The AI-Based Fault Detection in Power Grids Using IoT Sensors is a comprehensive IoT and machine learning platform designed to modernize grid reliability and maintenance. Addressing the latency and data resolution limitations of traditional SCADA systems , the application integrates high- fidelity ESP32 sensor nodes, secure MQTT communication protocols, and a scalable Python/Django backend. It leverages advanced TensorFlow- based deep learning models, including Convolutional Neural Networks (CNN) for thermal imaging and Long Short-Term Memory (LSTM) networks for time-series anomaly detection.

Key features include real-time acquisition of electrical parameters (voltage, current, frequency) and environmental data , automated fault classification (normal, minor, critical), and predictive maintenance alerts.
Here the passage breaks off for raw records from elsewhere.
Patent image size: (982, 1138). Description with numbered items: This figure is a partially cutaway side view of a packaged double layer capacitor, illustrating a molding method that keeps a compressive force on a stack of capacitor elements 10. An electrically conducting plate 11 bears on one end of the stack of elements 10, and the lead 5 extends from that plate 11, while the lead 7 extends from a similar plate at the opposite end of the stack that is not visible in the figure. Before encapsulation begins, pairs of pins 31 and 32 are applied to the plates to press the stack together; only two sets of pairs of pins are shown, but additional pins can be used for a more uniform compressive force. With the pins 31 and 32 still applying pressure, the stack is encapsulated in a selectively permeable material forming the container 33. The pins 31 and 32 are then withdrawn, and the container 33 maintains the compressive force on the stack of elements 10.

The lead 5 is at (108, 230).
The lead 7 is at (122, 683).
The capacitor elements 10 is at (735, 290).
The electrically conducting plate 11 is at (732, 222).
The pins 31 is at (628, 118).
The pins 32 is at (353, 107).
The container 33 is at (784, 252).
The system delivers high-performance metrics, maintaining sub-50ms API latency for inference requests and ensuring dashboard updates with under 1-second delay. During testing, the system demonstrated a 100% correlation rate for critical thermal anomalies after calibration and validated 99th percentile latency of under 100ms under a load of 500 concurrent requests.
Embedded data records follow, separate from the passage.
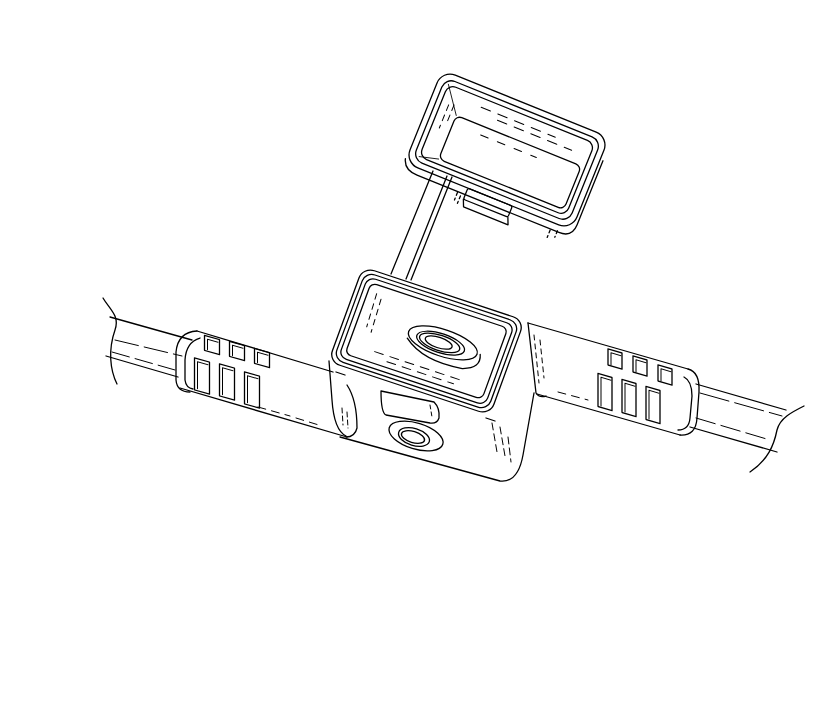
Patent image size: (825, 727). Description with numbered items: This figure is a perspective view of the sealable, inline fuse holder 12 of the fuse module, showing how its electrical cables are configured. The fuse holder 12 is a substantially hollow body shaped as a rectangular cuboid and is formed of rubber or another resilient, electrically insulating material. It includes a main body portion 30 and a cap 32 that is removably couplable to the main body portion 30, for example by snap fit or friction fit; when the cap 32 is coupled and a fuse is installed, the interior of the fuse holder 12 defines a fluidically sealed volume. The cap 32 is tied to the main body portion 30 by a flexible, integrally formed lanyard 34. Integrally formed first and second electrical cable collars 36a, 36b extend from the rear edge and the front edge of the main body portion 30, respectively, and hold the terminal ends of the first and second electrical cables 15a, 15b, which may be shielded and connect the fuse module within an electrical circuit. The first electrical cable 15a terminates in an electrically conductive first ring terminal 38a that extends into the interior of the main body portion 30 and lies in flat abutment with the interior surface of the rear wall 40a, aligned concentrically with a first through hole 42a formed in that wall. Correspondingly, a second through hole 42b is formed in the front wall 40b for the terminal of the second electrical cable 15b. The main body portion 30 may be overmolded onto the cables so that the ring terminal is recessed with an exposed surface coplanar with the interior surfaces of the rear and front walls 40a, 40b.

The fuse holder 12 is at (253, 207).
The first electrical cable 15a is at (727, 413).
The second electrical cable 15b is at (146, 335).
The main body portion 30 is at (517, 449).
The cap 32 is at (541, 100).
The lanyard 34 is at (427, 218).
The first electrical cable collar 36a is at (596, 355).
The second electrical cable collar 36b is at (294, 410).
The first ring terminal 38a is at (489, 357).
The rear wall 40a is at (392, 274).
The front wall 40b is at (468, 461).
The first through hole 42a is at (456, 342).
The second through hole 42b is at (414, 443).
Comprehensive testing validated the system's robustness across unit, integration, and security dimensions. The platform incorporates a proactive Intrusion Detection System (IDS) that achieved a zero-false-negative rate against integer-based data injection attacks, ensuring resilience against cyber-physical threats. Security measures include mutual TLS encryption for data transit and immutable, cryptographically signed audit logs for all detected faults, ensuring tamper resistance and accountability.

Deployed using a cloud-native microservices architecture with PostgreSQL for transactional storage, the application enables scalable, decentralized grid monitoring. Future enhancements include the implementation of Federated Learning for privacy-preserving model training across substations and the deployment of edge-AI algorithms on FPGA hardware to further reduce latency, positioning the solution as a foundational technology for autonomous, self-healing smart grids.